The Little Pink Clubhouse

July 27, 2008

No conference workshop handouts: Thanks a lot, RWA

I have to make a general announcement to the readers of The Little Pink Clubhouse. For the next week, I’ll be blogging the Romance Writers of America’s conference in San Francisco. I will be covering other subjects (my Seattle Seahawks are in training camp!) but it’s all romance, all the time till next Sunday!

Without further ado, let’s introduce a subject that’s left a thorn in the side of a large number of those attending RWA’s national conference this year. The workshop handout binder that’s typically given to all attendees? They’ve decided not to print them this year.

Another attendee has spoken her mind on this issue.

http://www.leeannburke.com/blog/2008/07/16/rwa-national-conference-handout-fiasco/

Ok so I have to print my own copies of 279 pages pack it and hope like hell it won’t increase my luggage weight over the minimum now enforced by air carriers. Have they refunded us the amount of this cost? No. Are they sending out a clear and precise note to everyone who registered that they are to print their own copies? Nope, the note they sent told us we could now download the handouts and hidden deep in the email was a tiny little note about not having handouts at the conference.

Rawk on, Leeanne.

I’ll be attending my third RWA national conference this year. I am a note-taker to the tenth power, because it’s how I learn. When I am taking notes, I’m taking them in the conference binder attendees have been given for years now. Yes, it’s 250+ pages. I pack that thing around for several days. When I come home, I read over the notes I’ve taken again, and again, and AGAIN. (I have the notes I took from Deb Dixon’s “GMC” class in Atlanta two years ago on my desk right now, for instance.) It’s a handy method of keeping them all together. Plus, I can read the handouts from other classes I didn’t have time to go to. This is how I justify the expense of National — the classes are something I can’t get on a local level, for the most part. If they were so concerned with “going green” and the expense involved in printing 2,000 handout binders, why not print them for those who expressed the desire at registration to receive one, and give “the majority” the CD they asked for instead? RWA can negotiate much more favorable printing rates than a conference attendee standing in the hotel’s business center can (which is one of the suggestions they’ve made for those unhappy with this decision).

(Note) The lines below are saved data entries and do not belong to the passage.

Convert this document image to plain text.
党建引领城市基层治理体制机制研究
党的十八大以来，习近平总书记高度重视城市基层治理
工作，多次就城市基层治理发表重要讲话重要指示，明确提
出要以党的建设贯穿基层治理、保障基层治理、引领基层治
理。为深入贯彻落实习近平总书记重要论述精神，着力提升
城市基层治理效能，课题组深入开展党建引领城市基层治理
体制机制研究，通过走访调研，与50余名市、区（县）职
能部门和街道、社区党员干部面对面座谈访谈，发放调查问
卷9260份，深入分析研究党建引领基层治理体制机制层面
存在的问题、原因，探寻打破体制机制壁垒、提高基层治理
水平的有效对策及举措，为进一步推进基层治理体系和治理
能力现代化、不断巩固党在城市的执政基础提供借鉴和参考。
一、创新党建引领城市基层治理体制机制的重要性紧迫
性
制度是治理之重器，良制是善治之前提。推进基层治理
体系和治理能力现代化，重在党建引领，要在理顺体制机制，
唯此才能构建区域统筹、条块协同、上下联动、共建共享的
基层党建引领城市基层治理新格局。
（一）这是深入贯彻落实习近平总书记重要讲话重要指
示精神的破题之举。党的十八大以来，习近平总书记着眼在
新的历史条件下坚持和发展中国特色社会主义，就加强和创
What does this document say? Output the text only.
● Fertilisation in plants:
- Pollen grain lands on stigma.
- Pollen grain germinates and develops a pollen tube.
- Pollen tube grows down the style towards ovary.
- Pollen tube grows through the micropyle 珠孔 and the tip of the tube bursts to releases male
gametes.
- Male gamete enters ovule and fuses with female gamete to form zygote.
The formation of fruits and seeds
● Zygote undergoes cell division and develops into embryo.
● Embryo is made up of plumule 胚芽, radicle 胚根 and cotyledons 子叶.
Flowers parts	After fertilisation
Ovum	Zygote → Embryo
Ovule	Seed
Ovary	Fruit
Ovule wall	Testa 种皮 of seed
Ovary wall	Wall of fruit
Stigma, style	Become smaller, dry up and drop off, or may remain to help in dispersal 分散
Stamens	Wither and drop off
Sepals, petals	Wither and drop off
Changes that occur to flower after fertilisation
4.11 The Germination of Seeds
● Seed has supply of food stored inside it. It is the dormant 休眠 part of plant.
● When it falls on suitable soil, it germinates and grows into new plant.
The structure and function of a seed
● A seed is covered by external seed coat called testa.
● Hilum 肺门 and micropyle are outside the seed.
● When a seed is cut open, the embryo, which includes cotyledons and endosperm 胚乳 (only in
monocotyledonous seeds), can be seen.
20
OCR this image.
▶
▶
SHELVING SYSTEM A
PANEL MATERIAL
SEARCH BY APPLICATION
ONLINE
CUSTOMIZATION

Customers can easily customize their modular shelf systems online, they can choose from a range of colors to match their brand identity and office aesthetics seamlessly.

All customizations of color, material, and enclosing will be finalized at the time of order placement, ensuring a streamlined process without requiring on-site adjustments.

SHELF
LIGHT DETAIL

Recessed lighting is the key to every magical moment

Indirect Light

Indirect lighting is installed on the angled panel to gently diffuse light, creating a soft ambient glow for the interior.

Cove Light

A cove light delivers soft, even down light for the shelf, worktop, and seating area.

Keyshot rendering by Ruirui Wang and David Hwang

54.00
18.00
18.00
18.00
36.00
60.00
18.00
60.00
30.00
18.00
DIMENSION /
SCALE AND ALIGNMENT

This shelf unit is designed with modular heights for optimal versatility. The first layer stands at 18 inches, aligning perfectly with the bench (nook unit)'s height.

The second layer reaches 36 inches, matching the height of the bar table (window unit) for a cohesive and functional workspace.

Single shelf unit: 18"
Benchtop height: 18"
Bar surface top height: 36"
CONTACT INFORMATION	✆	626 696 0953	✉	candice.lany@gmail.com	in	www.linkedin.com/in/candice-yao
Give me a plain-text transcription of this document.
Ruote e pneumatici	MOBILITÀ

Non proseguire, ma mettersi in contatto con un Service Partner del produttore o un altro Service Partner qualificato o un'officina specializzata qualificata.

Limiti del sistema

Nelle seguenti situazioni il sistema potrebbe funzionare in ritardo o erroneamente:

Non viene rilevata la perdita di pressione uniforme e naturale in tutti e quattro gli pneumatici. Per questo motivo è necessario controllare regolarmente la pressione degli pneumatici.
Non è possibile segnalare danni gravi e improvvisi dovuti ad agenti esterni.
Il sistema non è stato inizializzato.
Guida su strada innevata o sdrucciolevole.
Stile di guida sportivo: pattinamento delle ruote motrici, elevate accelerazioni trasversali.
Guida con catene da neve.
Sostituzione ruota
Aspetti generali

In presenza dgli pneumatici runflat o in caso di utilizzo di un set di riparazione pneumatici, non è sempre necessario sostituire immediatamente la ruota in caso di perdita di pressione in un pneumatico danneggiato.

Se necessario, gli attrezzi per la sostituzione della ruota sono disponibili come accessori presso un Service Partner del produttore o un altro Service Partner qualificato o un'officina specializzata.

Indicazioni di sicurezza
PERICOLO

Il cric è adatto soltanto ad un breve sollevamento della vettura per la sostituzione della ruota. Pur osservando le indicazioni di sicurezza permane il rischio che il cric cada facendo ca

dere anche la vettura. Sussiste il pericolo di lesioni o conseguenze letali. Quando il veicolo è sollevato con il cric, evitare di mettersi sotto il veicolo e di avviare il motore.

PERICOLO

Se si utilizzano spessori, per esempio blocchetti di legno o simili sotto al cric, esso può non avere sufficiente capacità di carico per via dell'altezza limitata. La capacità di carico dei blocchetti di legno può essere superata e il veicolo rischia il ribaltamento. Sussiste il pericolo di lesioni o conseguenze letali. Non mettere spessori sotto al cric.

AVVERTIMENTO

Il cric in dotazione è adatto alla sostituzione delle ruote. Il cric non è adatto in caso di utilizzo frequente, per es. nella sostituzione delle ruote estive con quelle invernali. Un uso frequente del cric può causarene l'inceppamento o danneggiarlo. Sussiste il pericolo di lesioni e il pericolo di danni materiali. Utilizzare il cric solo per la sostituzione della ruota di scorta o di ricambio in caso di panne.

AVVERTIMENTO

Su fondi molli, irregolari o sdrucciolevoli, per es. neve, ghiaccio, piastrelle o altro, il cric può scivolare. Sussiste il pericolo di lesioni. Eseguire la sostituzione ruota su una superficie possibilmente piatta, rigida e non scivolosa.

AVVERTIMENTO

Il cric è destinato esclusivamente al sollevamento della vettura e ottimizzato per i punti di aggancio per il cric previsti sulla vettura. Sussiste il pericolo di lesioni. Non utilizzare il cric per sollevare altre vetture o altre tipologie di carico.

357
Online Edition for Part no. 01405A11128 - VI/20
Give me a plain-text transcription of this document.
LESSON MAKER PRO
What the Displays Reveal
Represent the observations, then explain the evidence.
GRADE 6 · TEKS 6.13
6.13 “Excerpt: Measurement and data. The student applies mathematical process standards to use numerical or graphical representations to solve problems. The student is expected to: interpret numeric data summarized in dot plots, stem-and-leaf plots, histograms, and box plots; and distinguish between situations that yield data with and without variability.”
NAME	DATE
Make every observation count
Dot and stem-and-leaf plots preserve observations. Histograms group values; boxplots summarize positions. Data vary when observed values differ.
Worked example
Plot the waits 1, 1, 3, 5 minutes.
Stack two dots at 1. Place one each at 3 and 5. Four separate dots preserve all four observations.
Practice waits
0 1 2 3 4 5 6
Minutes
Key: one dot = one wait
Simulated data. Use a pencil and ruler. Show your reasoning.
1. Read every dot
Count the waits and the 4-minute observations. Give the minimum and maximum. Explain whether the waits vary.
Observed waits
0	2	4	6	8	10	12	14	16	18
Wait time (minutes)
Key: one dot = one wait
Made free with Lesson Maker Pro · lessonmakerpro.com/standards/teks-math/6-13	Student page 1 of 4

There are probably those who are wondering why I have my panties in such a wad over something that ultimately, I can do nothing about. The decision’s been made. (We’ve received three different excuses as to why the decision’s been made. I’m wondering why an organization populated by writers can’t seem to improve their communication skills, but that’s a rant for another day.) Here’s my damage: This is the latest in a long series of takeaways by conference organizers, and I’d sure like some truthful explanations as to why.

Our conference is in San Francisco this year. San Francisco’s expensive. Most would agree. Our conference fee went up $75.00. The conference hotel “sold out” almost immediately, as it does every year. The official word is that the hotel “won’t give more rooms”. I’d like to know how the hotel doesn’t give more rooms to a group of two thousand when we’ve rented it for the week.

We lost two meals. Not a big deal, you’re saying? One of those meals is the Saturday afternoon luncheon. Saturday is the longest day of this conference, seeing as how classes begin at 8:30, run till 5:30, and attendees are then getting ready for the awards ceremony at 8. We have a forty-five minute lunch break at noon. I talked to a restaurant one block from the hotel last Thursday while making a reservation for three on Wednesday for lunch. They had no idea there was a conference in town. Imagine how fun it will be for them (and every other eatery within running distance of the hotel) when they’re descended on by conference attendees that have 45 minutes to order, eat and run back for the afternoon sessions.

I’m at National this year for the classes and for my RITA nominee friends. Yeah, I have a good time. At the same time, this is my career. When the frustrations involved in attending National outweigh the value received, perhaps it’s time to really “go green” and offer another alternative. How about suggesting that the three main regional conferences — New Jersey, Chicago and Seattle — be used as “mini Nationals”, with $upport from the main organization?  How about streaming National’s workshops and the awards ceremony on the Web for a fee?

It’s ideas. In the meantime, I’m back to packing!